Rq.Depuis l'imposition des revenus de 2025, les locations meublées relèvent du régime « micro BIC » si l'année N-1 ou N-2, le chiffre d'affaires HT de l'entreprise n'excède pas le seuil de 15 000 € (locations de tourisme non-classée, type « Airbnb »), ou 77 700 € (autres locations meublées).

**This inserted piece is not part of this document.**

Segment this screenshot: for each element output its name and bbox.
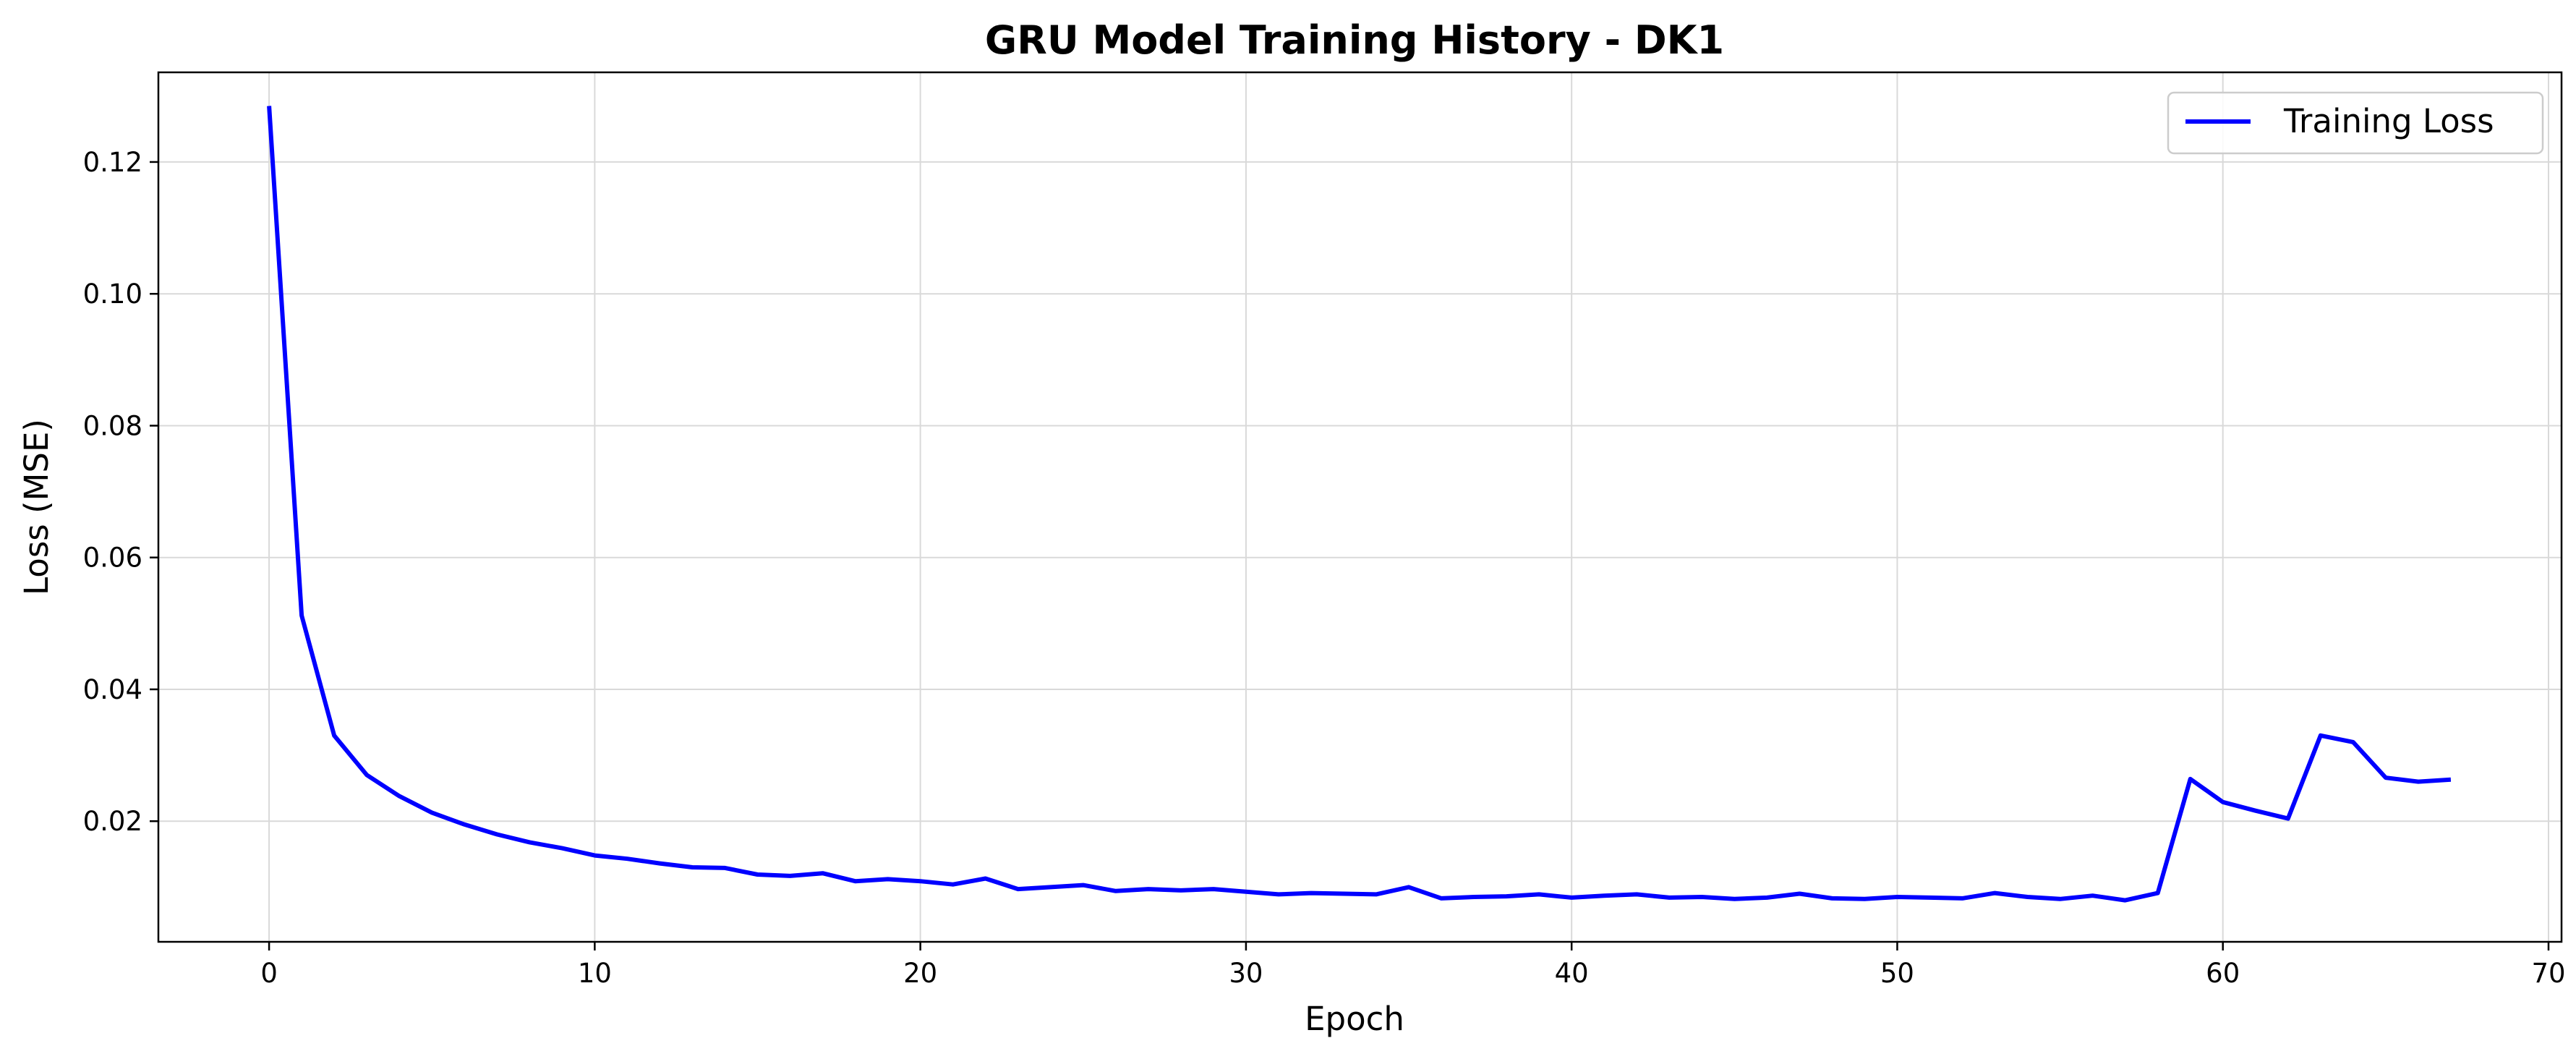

Le résultat imposable est alors déterminé en appliquant sur leur chiffre d'affaires, respectivement un abattement de 30 % ou de 50 % (L. n° 2024-1039 du 19 novembre 2024 (art. 7, I et II ; CGI, art. 50-0 mod.).

Par contre, les plus-values professionnelles restent imposables dans les conditions de droit commun (les commerçants appliquent forfaitairement un amortissement linéaire), même si en pratique elles sont le plus souvent exonérées (cf. section 3).

Ce mode d'évaluation du résultat fiscal propre aux « micro-entreprises » ne permet pas de dégager un déficit fiscal, de sorte que si l'entreprise est déficitaire il vaut mieux opter pour le régime du réel simplifié.
Obligations administrative et comptables

Afin de permettre le contrôle de l'administration, les contribuables doivent tenir un « livre-journal » détaillant les recettes ainsi qu'un registre annuel des achats.

Les micro-entrepreneurs sont dispensés de produire une déclaration de résultat spécifique ; ils portent directement leur chiffre d'affaires et leurs plus et moins-values sur leur déclaration de revenus (n° 2042 C pro).



En savoir plus


Les micro-entreprises peuvent opter pour un versement fiscal et social libératoire (L. 4 août 2008, CGI, art. 151-0).


Ce régime permet aux micro-entrepreneurs de s'acquitter de l'impôt sur les bénéfices et des cotisations de sécurité sociale personnelles par un versement mensuel ou trimestriel auprès d'un seul interlocuteur (l'URSSAF). 

  • L'option pour le versement fiscal (et social) libératoire doit être formulée au plus tard le 30 septembre de l'année précédant (N-1) celle au-titre de laquelle elle va commencer à s'appliquer (N).
  • Elle reste valable tant qu'elle n'a pas été révoquée.
  • Elle est réservée au micro-entreprises qui relèvent de versement social libératoire (« micro-social simplifié » ; ce régime s'applique de plein droit aux micro-entrepreneurs).
  • Elle n'est possible que si les revenus nets du foyer fiscal de l'année N-2 n'excèdent pas, pour une part de quotient familial, la limite supérieure de la 2ème tranche du barème de l'IR de l'année N-1 (limite majorée de 50 % ou 25 % par demi-part ou quart de part supplémentaire).
Le montant du versement fiscal libératoire est obtenu en appliquant au chiffre d'affaires un taux fixé à 1 % pour les activités de vente ou de fourniture de logement, et 1,7 % pour les autres prestations de services. Il sera acquitté à l'issu de chaque mois ou de chaque trimestre, en même temps que les cotisations sociales (exception au principe de l'annualité de l'impôt).

Les plus-values professionnelles suivent leur régime dérogatoire habituel.

Les autres revenus du contribuable restent soumis au barème de l'IR.